Sabitfikir
Künye | Yazarlar | Giriş Yap

Eleştiri

Eleştiri

Yaşamı inceliklerle sınamak



Toplam oy: 870
Antoni Casas Ros
Sel Yayıncılık
Son Devrimin Güncesi, bize her anlamda bildik gelen bir dünyanın derisine işleyip kalınlaşan kodlarını, farklı, yadırgatıcı bir yöntemle kırmaya çalışıyor.

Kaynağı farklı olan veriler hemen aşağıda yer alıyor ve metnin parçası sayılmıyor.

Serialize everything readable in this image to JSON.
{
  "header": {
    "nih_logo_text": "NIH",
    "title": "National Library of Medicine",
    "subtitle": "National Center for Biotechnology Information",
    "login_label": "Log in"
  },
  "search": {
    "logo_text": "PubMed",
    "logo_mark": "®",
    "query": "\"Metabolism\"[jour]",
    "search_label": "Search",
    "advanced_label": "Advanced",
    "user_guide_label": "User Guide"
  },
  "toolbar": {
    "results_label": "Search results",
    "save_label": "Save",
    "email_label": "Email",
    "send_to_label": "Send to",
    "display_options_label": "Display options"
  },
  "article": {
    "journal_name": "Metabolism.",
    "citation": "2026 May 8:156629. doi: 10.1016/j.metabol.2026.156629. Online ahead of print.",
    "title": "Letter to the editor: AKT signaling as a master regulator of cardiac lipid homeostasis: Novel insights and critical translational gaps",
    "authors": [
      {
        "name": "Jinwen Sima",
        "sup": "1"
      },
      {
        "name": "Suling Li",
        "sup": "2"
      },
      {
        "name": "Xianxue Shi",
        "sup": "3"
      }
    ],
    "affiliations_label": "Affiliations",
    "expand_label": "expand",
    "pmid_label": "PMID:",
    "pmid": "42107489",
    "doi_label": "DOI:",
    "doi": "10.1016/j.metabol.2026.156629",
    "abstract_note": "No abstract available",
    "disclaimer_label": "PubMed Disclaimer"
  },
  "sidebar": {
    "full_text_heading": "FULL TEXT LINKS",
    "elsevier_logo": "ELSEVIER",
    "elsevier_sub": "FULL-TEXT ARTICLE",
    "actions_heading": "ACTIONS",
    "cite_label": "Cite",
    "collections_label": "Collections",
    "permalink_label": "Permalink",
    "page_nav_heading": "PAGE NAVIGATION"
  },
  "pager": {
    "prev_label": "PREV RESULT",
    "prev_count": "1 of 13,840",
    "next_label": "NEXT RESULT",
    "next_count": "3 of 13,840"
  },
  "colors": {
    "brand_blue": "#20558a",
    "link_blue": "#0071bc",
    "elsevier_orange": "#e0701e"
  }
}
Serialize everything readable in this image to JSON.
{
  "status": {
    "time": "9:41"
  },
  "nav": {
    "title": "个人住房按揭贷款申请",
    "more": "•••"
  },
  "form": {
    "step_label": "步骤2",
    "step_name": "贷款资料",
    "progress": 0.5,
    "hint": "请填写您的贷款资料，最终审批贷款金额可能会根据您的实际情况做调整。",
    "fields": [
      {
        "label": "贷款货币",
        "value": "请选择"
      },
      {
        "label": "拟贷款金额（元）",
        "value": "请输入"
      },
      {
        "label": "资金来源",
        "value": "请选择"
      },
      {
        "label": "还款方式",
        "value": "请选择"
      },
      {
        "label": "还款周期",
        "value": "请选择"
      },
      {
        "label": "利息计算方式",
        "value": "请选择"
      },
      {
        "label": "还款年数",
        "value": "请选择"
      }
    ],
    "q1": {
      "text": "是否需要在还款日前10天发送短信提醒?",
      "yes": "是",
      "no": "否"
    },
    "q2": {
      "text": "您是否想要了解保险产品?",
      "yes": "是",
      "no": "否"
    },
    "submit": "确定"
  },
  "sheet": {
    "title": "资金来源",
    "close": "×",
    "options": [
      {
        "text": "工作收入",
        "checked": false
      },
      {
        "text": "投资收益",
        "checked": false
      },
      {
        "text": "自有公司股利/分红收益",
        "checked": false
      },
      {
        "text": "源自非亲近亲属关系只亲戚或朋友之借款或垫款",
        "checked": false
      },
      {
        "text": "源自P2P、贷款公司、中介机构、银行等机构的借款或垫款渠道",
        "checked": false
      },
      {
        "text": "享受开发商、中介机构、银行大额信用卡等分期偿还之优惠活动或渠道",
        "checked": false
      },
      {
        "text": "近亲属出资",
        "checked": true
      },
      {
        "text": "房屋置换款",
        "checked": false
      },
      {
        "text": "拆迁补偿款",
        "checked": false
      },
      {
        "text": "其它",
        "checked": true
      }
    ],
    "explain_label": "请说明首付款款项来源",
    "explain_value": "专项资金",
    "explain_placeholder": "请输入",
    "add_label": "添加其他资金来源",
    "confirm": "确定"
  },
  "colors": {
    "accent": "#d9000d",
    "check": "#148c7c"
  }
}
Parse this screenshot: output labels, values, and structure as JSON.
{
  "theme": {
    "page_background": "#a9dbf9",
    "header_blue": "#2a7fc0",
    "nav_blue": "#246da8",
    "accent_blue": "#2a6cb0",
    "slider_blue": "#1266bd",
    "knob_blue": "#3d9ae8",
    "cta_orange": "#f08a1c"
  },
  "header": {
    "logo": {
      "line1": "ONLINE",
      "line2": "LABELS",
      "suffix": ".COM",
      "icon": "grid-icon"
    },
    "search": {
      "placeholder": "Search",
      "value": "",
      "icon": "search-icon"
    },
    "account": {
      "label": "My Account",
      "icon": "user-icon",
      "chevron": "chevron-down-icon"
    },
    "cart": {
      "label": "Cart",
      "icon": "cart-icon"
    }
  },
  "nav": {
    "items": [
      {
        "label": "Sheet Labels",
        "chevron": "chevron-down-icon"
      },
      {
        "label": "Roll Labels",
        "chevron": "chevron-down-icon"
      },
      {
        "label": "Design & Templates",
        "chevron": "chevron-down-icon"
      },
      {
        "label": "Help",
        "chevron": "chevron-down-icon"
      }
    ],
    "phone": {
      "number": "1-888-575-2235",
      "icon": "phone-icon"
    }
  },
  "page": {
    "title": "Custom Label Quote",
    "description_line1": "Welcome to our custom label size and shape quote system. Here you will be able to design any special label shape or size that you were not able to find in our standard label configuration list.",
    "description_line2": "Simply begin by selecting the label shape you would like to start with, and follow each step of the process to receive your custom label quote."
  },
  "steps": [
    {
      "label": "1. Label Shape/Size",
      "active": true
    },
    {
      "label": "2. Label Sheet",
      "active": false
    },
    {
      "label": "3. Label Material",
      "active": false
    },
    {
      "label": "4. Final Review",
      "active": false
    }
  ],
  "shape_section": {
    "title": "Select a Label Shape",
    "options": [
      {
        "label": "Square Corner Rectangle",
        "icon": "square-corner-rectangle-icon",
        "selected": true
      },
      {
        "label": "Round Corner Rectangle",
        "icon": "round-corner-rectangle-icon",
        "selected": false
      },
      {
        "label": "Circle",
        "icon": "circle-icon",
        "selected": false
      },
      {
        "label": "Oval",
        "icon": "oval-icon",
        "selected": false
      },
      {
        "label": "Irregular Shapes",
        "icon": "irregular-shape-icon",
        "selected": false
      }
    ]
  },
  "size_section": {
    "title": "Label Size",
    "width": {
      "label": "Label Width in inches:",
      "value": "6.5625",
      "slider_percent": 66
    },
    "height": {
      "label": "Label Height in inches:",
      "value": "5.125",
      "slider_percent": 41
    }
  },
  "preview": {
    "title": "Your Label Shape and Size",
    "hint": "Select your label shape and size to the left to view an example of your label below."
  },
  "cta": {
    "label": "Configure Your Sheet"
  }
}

Anlatının vaat ettiği özgüleştirici okuma biçimi, okurun deneyiminde ruhsal bir gelişme, iyileşme sürecini de besleyen, sürekli kılan yaşam pratiğine dönüşüyor. Dilin çoksesliliğini rehber edinen büyük bir oyunun kurallarını yıkarak, bozarak, onu ciddiye almadan kendisini var eden neşeli bir oyuna…

 

Antoni Casas Ros, yaşam öyküsünün kendisinde yarattığı değişim sürecini, dilin ve kurgunun imkanları ile güçlendirecek, biçimlendirecek şekilde inşa eden güçlü bir metin yaratıyor. İlk romanı Almodovar Teoremi (2008) ve 2012 tarihli Enigma adlı ikinci romanının ardından, Son Devrimin Güncesi adlı metni ile okurun zihnini kamaştıracak deneysel bir anlatım kararlılığıyla sesleniyor yine.

 

"İçeri girin, yazı insanlarının maceralarıyla tanışacaksınız"

 

 

Metin, sürekli değişen genç anlatıcıların gözlemlerinin ve deneyimlerinin yansımaları ile çok odaklı bir anlatım sürecini takip ediyor. Flying Freedom Hareketi (özgürlük atlayıcıları) üyelerinden on yedi yaşındaki günlük anlatıcısı Lupa’nın, bir restoranın çatı katında düzenlenen özel bir geceye katılmasıyla başlıyor hikaye. Zamanın belirsiz bir yerinde dünya, “makro” ölçüde totalitarizmin tutsağıdır; Avrupa’da diktatörlükler, küçük yönetici grupları bütüncül bir baskı ile toplumu kuşatarak, ruhların, bedenlerin kendini gerçekleştirme gayretini ilga eder. Vicdani sesini yitirerek, çürüyen ve zalimleşen normların dayatması, “özgürlük atlayıcıları” adlı intihar/ölüm hareketinin ortaya çıkmasına zemin hazırlar. Flying Freedom, kentin kamuya mal olmuş yaşam alanlarını hedef seçerek bir tür ölüm atlayışı performansına çevirir direnişini. Böylelikle sessizliğin bedenle gerçekleştirdiği uyumu bir karşı koyma tavrına dönüştürür hareket. Üyelerini gençlerin oluşturduğu “özgürlük atlayıcıları” bu sayede sessizliğe ve teslimiyete hangi silahla, yasayla karşı koyacağını bilemeyen egemen güçleri şaşırtır, devrimi zihinsel dönüşümünü zenginleştirerek, korkuyu yenerek mümkün kılacaklarını, yaşamdan vazgeçerek gösterirler dünyaya, onlara seyirlik bir umut vaat ederek…

 

Hikaye, farklı ülkelerden, farklı kentlerden genç günlük yazıcılarının anlatı ve kayıtları ile okurun fantezi dünyasındaki boşluklara sızmaya devam eder. Sinema diline yakın bir görsellik, metnin düşsel imgelerinin etkisini çoğaltırken, yazıcıların ve kayıtlarının dönüşümlü anlatıları, gerçek ve düş arasındaki sınır kapısını metin boyunca açık bırakır.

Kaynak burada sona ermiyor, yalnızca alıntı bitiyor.